Entre los dos localizábamos las figuras más conocidas en el atlas y luego en el cielo. Cuando yo decía el nombre de dicha constelación, él la nombraba de la manera en que la conocía. El cinturón de Orión eran los Reyes Magos, al sistema estelar binario dentro de Tauro le llamaba los ojitos de Santa Lucía y la Osa Mayor era conocida como la carreta.
Incluso
por la noche ya en la cama, cuando deberíamos dormir cobijados por una
oscuridad total, Alfonso me instruía sobre el nombre de los animales que afuera
emitían tal o cual sonido, y claro… también me cogía. La cama de sus padres
quedaba a escasos metros, así que yo debía mantenerme mudo y estático en lo que
él molía (sin metate, aunque sí con su metlapil) mi trasero, conteniendo las convulsiones que nacían de mi
venida.
¿Que por qué se acabó tan buena historia?
° Tenía problemas para controlar su ira. La moderaba tomando Valium todos los días, que tenía a su total disposición en la farmacia.
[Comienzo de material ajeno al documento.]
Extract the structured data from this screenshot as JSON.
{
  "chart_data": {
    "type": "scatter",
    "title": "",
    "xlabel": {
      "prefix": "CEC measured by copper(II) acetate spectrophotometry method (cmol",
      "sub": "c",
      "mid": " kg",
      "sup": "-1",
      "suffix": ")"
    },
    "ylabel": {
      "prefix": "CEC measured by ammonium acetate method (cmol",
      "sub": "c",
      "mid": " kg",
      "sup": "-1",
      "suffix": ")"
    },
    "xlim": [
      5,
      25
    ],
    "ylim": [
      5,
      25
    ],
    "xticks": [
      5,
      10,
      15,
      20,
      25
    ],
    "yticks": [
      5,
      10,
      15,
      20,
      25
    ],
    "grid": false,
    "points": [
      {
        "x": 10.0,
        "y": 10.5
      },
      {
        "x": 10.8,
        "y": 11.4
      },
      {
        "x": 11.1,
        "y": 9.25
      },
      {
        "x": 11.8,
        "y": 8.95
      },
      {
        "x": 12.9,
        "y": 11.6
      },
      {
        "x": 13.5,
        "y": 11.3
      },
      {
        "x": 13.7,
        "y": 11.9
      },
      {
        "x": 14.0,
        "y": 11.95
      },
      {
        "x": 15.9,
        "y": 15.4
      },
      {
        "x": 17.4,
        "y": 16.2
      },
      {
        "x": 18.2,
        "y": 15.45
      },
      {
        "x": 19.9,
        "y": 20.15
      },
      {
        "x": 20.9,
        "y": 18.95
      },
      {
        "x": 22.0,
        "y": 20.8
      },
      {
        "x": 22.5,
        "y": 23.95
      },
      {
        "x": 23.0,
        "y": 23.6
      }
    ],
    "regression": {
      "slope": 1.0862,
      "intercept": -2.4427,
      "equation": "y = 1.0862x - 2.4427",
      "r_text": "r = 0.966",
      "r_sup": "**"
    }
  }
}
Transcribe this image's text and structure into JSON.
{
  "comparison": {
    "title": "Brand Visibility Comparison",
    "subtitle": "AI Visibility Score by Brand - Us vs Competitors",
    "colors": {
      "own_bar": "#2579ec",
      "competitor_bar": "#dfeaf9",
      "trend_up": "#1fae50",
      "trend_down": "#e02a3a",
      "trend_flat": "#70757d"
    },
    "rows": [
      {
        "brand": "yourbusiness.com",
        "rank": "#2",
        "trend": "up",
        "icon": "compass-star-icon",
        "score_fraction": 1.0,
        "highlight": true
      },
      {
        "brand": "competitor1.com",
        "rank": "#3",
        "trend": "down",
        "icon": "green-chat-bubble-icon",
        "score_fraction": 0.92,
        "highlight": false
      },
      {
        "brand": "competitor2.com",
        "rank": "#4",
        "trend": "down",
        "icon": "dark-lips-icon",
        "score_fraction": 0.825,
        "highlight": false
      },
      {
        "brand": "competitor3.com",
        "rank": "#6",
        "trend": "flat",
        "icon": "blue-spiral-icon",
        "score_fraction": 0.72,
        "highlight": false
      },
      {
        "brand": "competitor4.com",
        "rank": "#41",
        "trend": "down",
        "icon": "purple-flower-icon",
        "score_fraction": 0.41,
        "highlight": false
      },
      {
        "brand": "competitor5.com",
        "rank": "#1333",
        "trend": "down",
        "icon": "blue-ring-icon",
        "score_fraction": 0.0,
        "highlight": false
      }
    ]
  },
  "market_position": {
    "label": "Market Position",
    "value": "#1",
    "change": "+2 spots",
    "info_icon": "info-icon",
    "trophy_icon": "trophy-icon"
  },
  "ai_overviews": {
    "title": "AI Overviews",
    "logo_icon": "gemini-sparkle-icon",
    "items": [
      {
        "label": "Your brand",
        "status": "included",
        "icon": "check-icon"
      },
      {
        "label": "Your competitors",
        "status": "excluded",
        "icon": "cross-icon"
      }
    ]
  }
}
° Era muy celoso, soberbio y orgulloso.
° La combinación de esos defectos lo llevó en un arranque, a asestarme un horrible cachetadón en público… Que vergüenza, pero debo revelar que ya me había dado otro en su casa unas semanas atrás, y después de llorar y jurarme que no volvería a pasar, lo “perdoné”.
° Entonces recordé que mi madre siempre decía, que una vez que la pareja te golpeaba, no dejaría de hacerlo y por el contrario, iniciaría una escalada con tristes consecuencias.
Desde ese momento dejé de contestar sus
llamadas. Alfonso se presentó al tercer día en la biblioteca para pedir que
habláramos. Durante dos horas insistió. Al principio pedía con timidez otra
oportunidad para “cambiar”, luego intentó con el clásico:
—No
voy a enojarme, solo dime si es que ya hay alguien más… —a lo que respondí...
—No
hay nadie, pero cuando lo haya, no va a ser un golpeador.
Entonces modificó el
tono hacia la amenaza, no cedí.
Toda la siguiente semana telefoneó con persistencia
al trabajo o a mi casa, hasta que en la última llamada en la que regresaba a la
intimidación, le grité que hiciera lo que le diera su puta gana, pero no
volvería con él jamás.
Hasta
el día de hoy me provocaba mucha rabia recordarlo, ese idiota lo echó todo a
perder. Sin embargo, escribir este cuento, ha puesto en su justo lugar mis
sentimientos.
Esa región
en la actualidad está controlada por los narcotraficantes. Si Alfonso estuviera
vivo, ¿habrá podido conservar la tierra de sus padres? O tal vez, su perfil
psicológico resultó ser ideal para convertirse en un capo… Será???